日本は少ないチャンスの中で幸先良く先取点を奪った。MF堂安律、久保建英らが厳しいマークを受ける中で、中盤の底から守田が前のスペースに入る動きで活路を見いだした。

これで勢いに乗るかと思われたが、イランも強い。後半に入ると、ゴールに向かう力強い攻撃を披露。後半10分に追いつかれた。GK鈴木のロングボールを中盤付近で回収されると、ペナルティーエリア手前で受けたアズムンが絶妙なスルーパス。抜け出したMFモヘビにゴール左へと流し込まれた。1-1となった。
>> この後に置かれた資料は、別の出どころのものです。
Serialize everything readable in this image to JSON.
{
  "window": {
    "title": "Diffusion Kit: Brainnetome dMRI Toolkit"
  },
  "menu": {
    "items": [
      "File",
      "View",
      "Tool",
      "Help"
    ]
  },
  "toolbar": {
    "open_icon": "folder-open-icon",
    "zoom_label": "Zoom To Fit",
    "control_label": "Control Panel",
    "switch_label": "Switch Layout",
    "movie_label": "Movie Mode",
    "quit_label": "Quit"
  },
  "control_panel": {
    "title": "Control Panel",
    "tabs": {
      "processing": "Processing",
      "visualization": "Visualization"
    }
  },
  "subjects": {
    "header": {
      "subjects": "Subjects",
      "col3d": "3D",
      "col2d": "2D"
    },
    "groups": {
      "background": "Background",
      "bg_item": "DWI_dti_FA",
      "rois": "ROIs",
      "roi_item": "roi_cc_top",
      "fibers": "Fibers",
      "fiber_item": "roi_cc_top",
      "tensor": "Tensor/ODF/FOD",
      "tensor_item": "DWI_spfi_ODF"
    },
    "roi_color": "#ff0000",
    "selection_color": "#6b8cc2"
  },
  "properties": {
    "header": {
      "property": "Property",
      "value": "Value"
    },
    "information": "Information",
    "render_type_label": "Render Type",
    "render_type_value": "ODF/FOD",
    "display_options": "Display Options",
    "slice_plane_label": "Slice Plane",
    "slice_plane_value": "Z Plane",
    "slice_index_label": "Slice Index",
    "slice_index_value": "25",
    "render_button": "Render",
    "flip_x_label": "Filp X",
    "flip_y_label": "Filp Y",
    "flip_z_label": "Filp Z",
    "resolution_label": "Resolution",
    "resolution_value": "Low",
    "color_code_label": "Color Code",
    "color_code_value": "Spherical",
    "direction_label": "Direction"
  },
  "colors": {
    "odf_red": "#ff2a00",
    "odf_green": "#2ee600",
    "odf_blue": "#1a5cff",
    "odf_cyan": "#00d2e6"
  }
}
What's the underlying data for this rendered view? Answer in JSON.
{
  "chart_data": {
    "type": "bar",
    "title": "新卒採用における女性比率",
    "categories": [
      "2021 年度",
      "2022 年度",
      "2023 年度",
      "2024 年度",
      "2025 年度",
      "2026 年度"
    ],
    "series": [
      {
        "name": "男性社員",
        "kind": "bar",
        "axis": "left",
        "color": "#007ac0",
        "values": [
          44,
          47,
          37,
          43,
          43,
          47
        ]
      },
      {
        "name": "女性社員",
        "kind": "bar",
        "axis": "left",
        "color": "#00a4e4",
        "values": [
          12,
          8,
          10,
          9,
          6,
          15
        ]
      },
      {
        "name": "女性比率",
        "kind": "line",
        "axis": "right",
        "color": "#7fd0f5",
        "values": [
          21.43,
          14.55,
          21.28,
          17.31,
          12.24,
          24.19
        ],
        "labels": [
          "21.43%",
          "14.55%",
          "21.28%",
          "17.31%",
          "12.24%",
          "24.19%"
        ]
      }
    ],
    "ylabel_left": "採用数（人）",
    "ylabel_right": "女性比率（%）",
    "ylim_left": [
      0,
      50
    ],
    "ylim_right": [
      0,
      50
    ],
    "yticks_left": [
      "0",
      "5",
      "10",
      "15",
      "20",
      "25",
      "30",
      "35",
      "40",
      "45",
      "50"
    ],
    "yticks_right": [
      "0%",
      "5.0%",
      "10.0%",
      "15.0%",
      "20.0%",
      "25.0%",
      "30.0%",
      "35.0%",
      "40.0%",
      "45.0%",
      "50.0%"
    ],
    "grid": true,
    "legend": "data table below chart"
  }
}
さらにピンチは続く。後半18分、ロングボールに抜け出したアズムンが一気にペナルティーエリア内まで進入。板倉がかわされ右足でゴール右隅にシュートを決められた。イランの勝ち越し点かと思われたが、ここはオフサイドの判定に救われた。板倉は前半に足を痛めた影響もあり、イランの速い攻撃に体が付いていかない。

後半22分、日本は前田に代えて三笘、久保に代えてMF南野拓実を投入し、勝負に出た。勝ち越し点を狙い、互いにオープンに攻め合う展開となった。イランが強烈なシュートを見舞えば、日本も三笘のドリブルを突破口にサイドから好機をつくった。しかし互いに次の1点が奪えないまま、後半も時間が過ぎていった。

そしてアディショナルタイムの後半49分、板倉が相手選手を倒してPKを献上。同51分にMFジャハンバフシュこれを決められた。優勝候補同士の一戦は死闘となったが、あと一歩及ばなかった。

勝ち上がればカタール-ウズベキスタンの勝者と2月7日の準決勝で顔を合わせる。